Europe’s fierce enforcer of competition rules is threatening tech giants with tough new rules on tax if politicians fail to come to an agreement on changes to the current system.
Efforts to amend rules that would apply tax more fairly to firms which largely operate online such as Google, Amazon, Apple and Facebook, have been mooted in recent months.
France has led efforts calling for tax to be applied to sales rather than profit, gaining support from Germany, Italy and Spain. And more broadly, the OECD has led global efforts to clampdown on avoidance of corporation tax.
Now, Margrethe Vestager who levied the European Commission’s record €2.4 billion (US$2.7 billion at the time) fine against Google over the summer for anti-competitive behavior, has warned that it will make its own efforts to reform the system “if there is no international answer” by early next year.

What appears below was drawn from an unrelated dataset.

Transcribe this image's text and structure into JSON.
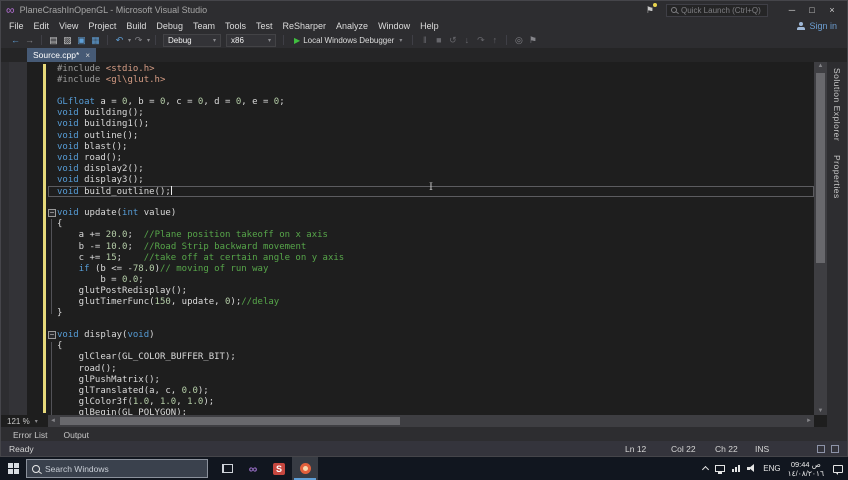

“As we’ve looked at whether companies pay their fair share of tax, it’s become clear that our tax systems aren’t well designed for modern ways of doing business,” she said in a speech at France’s economy ministry on Tuesday morning, November 21.
“Tax systems that are based on a company’s physical assets can’t easily deal with digital companies. And in fact, domestic digital businesses pay less than half the effective tax rate of their offline equivalents.
“It will take more than competition rules to fix that issue. It will take a reform of our tax systems, not just nationally, but internationally.”